Si preparava (e tutt’ora si prepara…) per carnevale.
Un saporito modo di suggellare per simboli il periodo di prosperità che precede quello di digiuno e di penitenza, proprio della quaresima.
Però, come tanti piatti “rituali”, pian pianino è diventata un piatto buono per tutto l’anno.
Solo apparentemente tributaria delle classiche (anch’esse sontuose) lasagne emiliano-romagnole, la lasagna napoletana ostenta un pedigree diverso.

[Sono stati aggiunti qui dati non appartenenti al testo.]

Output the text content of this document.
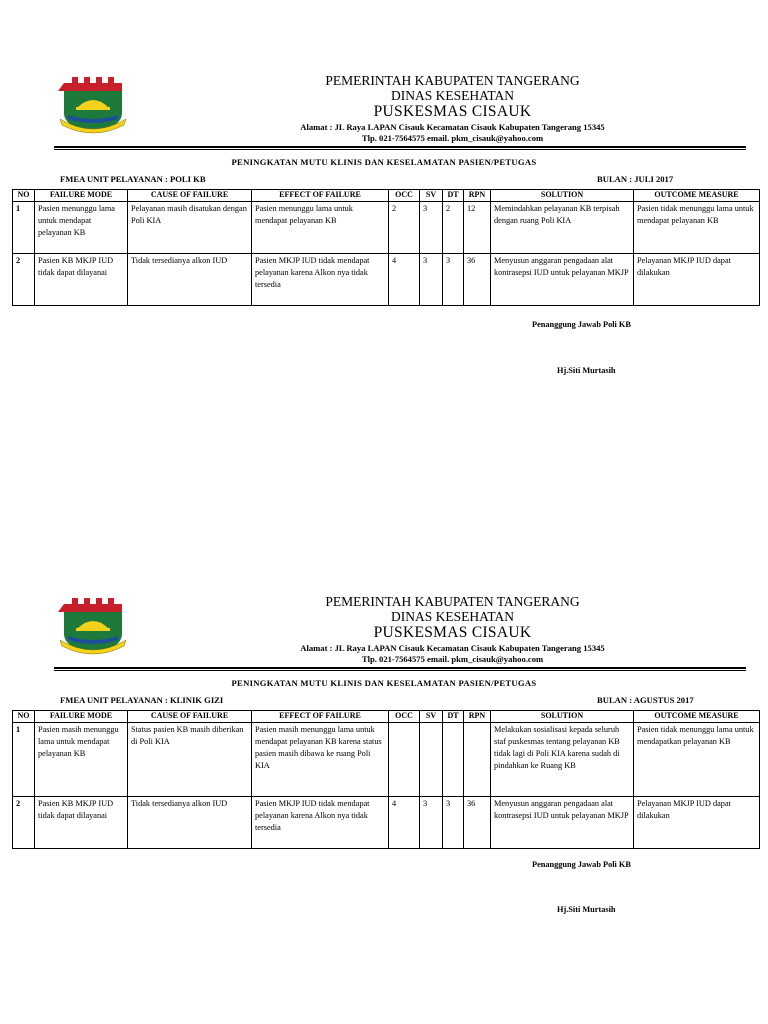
PEMERINTAH KABUPATEN TANGERANG
DINAS KESEHATAN
PUSKESMAS CISAUK
Alamat : JL Raya LAPAN Cisauk Kecamatan Cisauk Kabupaten Tangerang 15345
Tlp. 021-7564575 email. pkm_cisauk@yahoo.com
PENINGKATAN MUTU KLINIS DAN KESELAMATAN PASIEN/PETUGAS
FMEA UNIT PELAYANAN : POLI KB	BULAN : JULI 2017
NO	FAILURE MODE	CAUSE OF FAILURE	EFFECT OF FAILURE	OCC	SV	DT	RPN	SOLUTION	OUTCOME MEASURE
1	Pasien menunggu lama untuk mendapat pelayanan KB	Pelayanan masih disatukan dengan Poli KIA	Pasien menunggu lama untuk mendapat pelayanan KB	2	3	2	12	Memindahkan pelayanan KB terpisah dengan ruang Poli KIA	Pasien tidak menunggu lama untuk mendapat pelayanan KB
2	Pasien KB MKJP IUD tidak dapat dilayanai	Tidak tersedianya alkon IUD	Pasien MKJP IUD tidak mendapat pelayanan karena Alkon nya tidak tersedia	4	3	3	36	Menyusun anggaran pengadaan alat kontrasepsi IUD untuk pelayanan MKJP	Pelayanan MKJP IUD dapat dilakukan
Penanggung Jawab Poli KB
Hj.Siti Murtasih
PEMERINTAH KABUPATEN TANGERANG
DINAS KESEHATAN
PUSKESMAS CISAUK
Alamat : JL Raya LAPAN Cisauk Kecamatan Cisauk Kabupaten Tangerang 15345
Tlp. 021-7564575 email. pkm_cisauk@yahoo.com
PENINGKATAN MUTU KLINIS DAN KESELAMATAN PASIEN/PETUGAS
FMEA UNIT PELAYANAN : KLINIK GIZI	BULAN : AGUSTUS 2017
NO	FAILURE MODE	CAUSE OF FAILURE	EFFECT OF FAILURE	OCC	SV	DT	RPN	SOLUTION	OUTCOME MEASURE
1	Pasien masih menunggu lama untuk mendapat pelayanan KB	Status pasien KB masih diberikan di Poli KIA	Pasien masih menunggu lama untuk mendapat pelayanan KB karena status pasien masih dibawa ke ruang Poli KIA					Melakukan sosialisasi kepada seluruh staf puskesmas tentang pelayanan KB tidak lagi di Poli KIA karena sudah di pindahkan ke Ruang KB	Pasien tidak menunggu lama untuk mendapatkan pelayanan KB
2	Pasien KB MKJP IUD tidak dapat dilayanai	Tidak tersedianya alkon IUD	Pasien MKJP IUD tidak mendapat pelayanan karena Alkon nya tidak tersedia	4	3	3	36	Menyusun anggaran pengadaan alat kontrasepsi IUD untuk pelayanan MKJP	Pelayanan MKJP IUD dapat dilakukan
Penanggung Jawab Poli KB
Hj.Siti Murtasih
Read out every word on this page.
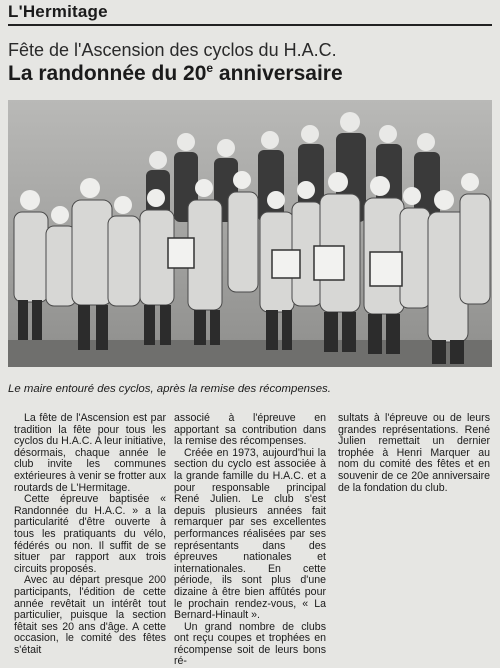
L'Hermitage
Fête de l'Ascension des cyclos du H.A.C.
La randonnée du 20e anniversaire
Le maire entouré des cyclos, après la remise des récompenses.

La fête de l'Ascension est par tradition la fête pour tous les cyclos du H.A.C. A leur initiative, désormais, chaque année le club invite les communes extérieures à venir se frotter aux routards de L'Hermitage.

Cette épreuve baptisée « Randonnée du H.A.C. » a la particularité d'être ouverte à tous les pratiquants du vélo, fédérés ou non. Il suffit de se situer par rapport aux trois circuits proposés.

Avec au départ presque 200 participants, l'édition de cette année revêtait un intérêt tout particulier, puisque la section fêtait ses 20 ans d'âge. A cette occasion, le comité des fêtes s'était

associé à l'épreuve en apportant sa contribution dans la remise des récompenses.

Créée en 1973, aujourd'hui la section du cyclo est associée à la grande famille du H.A.C. et a pour responsable principal René Julien. Le club s'est depuis plusieurs années fait remarquer par ses excellentes performances réalisées par ses représentants dans des épreuves nationales et internationales. En cette période, ils sont plus d'une dizaine à être bien affûtés pour le prochain rendez-vous, « La Bernard-Hinault ».

Un grand nombre de clubs ont reçu coupes et trophées en récompense soit de leurs bons ré-

sultats à l'épreuve ou de leurs grandes représentations. René Julien remettait un dernier trophée à Henri Marquer au nom du comité des fêtes et en souvenir de ce 20e anniversaire de la fondation du club.
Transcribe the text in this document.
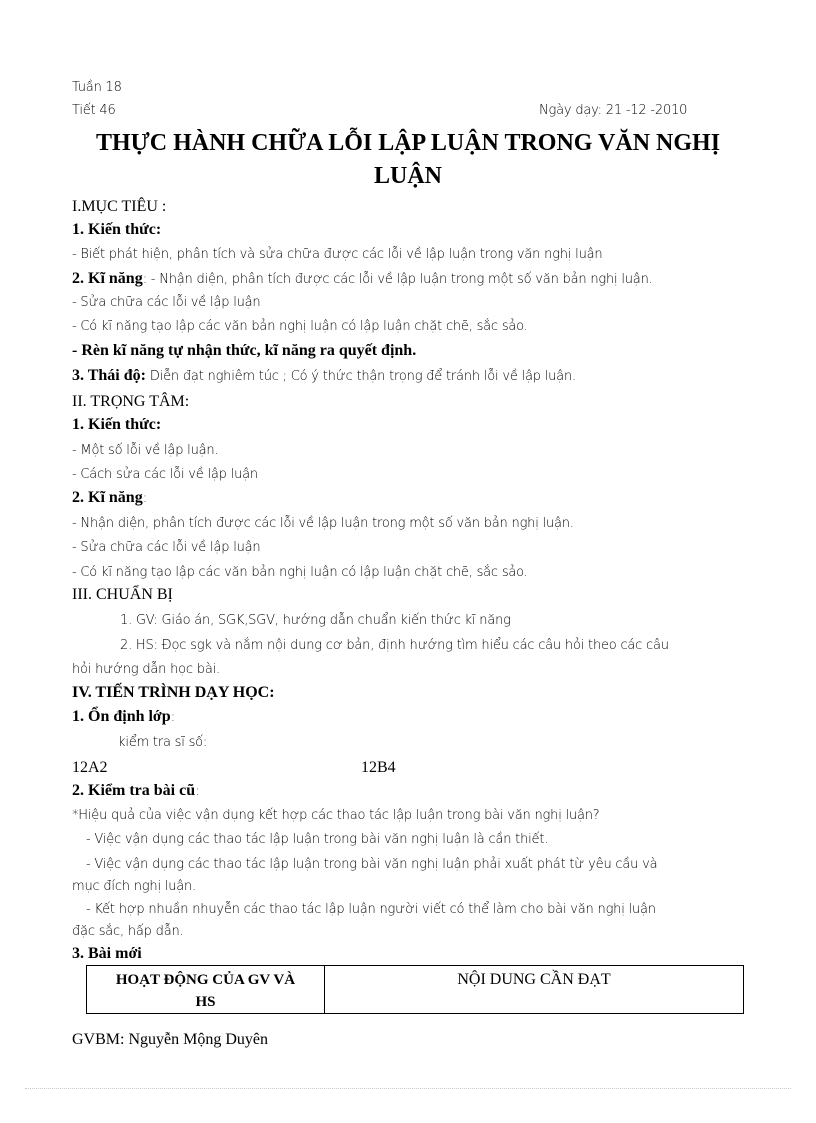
Tuần 18
Tiết 46	Ngày dạy: 21 -12 -2010
THỰC HÀNH CHỮA LỖI LẬP LUẬN TRONG VĂN NGHỊ
LUẬN
I.MỤC TIÊU :
1. Kiến thức:
- Biết phát hiện, phân tích và sửa chữa được các lỗi về lập luận trong văn nghị luận
2. Kĩ năng: - Nhận diện, phân tích được các lỗi về lập luận trong một số văn bản nghị luận.
- Sửa chữa các lỗi về lập luận
- Có kĩ năng tạo lập các văn bản nghị luận có lập luận chặt chẽ, sắc sảo.
- Rèn kĩ năng tự nhận thức, kĩ năng ra quyết định.
3. Thái độ: Diễn đạt nghiêm túc ; Có ý thức thận trọng để tránh lỗi về lập luận.
II. TRỌNG TÂM:
1. Kiến thức:
- Một số lỗi về lập luận.
- Cách sửa các lỗi về lập luận
2. Kĩ năng:
- Nhận diện, phân tích được các lỗi về lập luận trong một số văn bản nghị luận.
- Sửa chữa các lỗi về lập luận
- Có kĩ năng tạo lập các văn bản nghị luận có lập luận chặt chẽ, sắc sảo.
III. CHUẨN BỊ
1. GV: Giáo án, SGK,SGV, hướng dẫn chuẩn kiến thức kĩ năng
2. HS: Đọc sgk và nắm nội dung cơ bản, định hướng tìm hiểu các câu hỏi theo các câu
hỏi hướng dẫn học bài.
IV. TIẾN TRÌNH DẠY HỌC:
1. Ổn định lớp:
kiểm tra sĩ số:
12A2	12B4
2. Kiểm tra bài cũ:
*Hiệu quả của việc vận dụng kết hợp các thao tác lập luận trong bài văn nghị luận?
- Việc vận dụng các thao tác lập luận trong bài văn nghị luận là cần thiết.
- Việc vận dụng các thao tác lập luận trong bài văn nghị luận phải xuất phát từ yêu cầu và
mục đích nghị luận.
- Kết hợp nhuần nhuyễn các thao tác lập luận người viết có thể làm cho bài văn nghị luận
đặc sắc, hấp dẫn.
3. Bài mới
HOẠT ĐỘNG CỦA GV VÀ
HS
NỘI DUNG CẦN ĐẠT
GVBM: Nguyễn Mộng Duyên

Così diverso che meno di due secoli sono bastati per trasformarla in qualcosa di concettualmente e sensorialmente molto diverso da quel che era in origine.
Insomma, forse per alcuni sarà un’eresia, ma le attuali lasagne napoletane hanno poco da spartire con quelle di due secoli addietro.
Un mito che va in frantumi?
Le prove
I buongustai napoletani sobbalzeranno, e dall’aldilà anche mia nonna paterna, nata a Via Bologna al Vasto, orgogliosa delle sue lasagne.
La “pistola fumante”, che mostra la vera e propria piroetta gustativa di questo piatto è un antico ricettario, fondamentale per chi vuole capire le radici, la storia e l’evoluzione della cucina partenopea, e di tutto il meridione d’Italia.
La Cucina teorico-pratico (Napoli-1837) di Ippolito Cavalcanti, duca di Buonvicino.
Decisamente minuzioso, il Cavalcanti (cognome e origini importanti!) suddivide la sua preziosa opera in più sezioni.
La “cucina del popolo”, sezione interamente scritta in dialetto, è quella che più ci interessa, perché proprio al n° 366, c’è la ricetta di quella che era la lasagna napoletana dell’epoca, con spiegazioni e dettagli, incluso l’indirizzo del maccaronaro di fiducia del Cavalcanti!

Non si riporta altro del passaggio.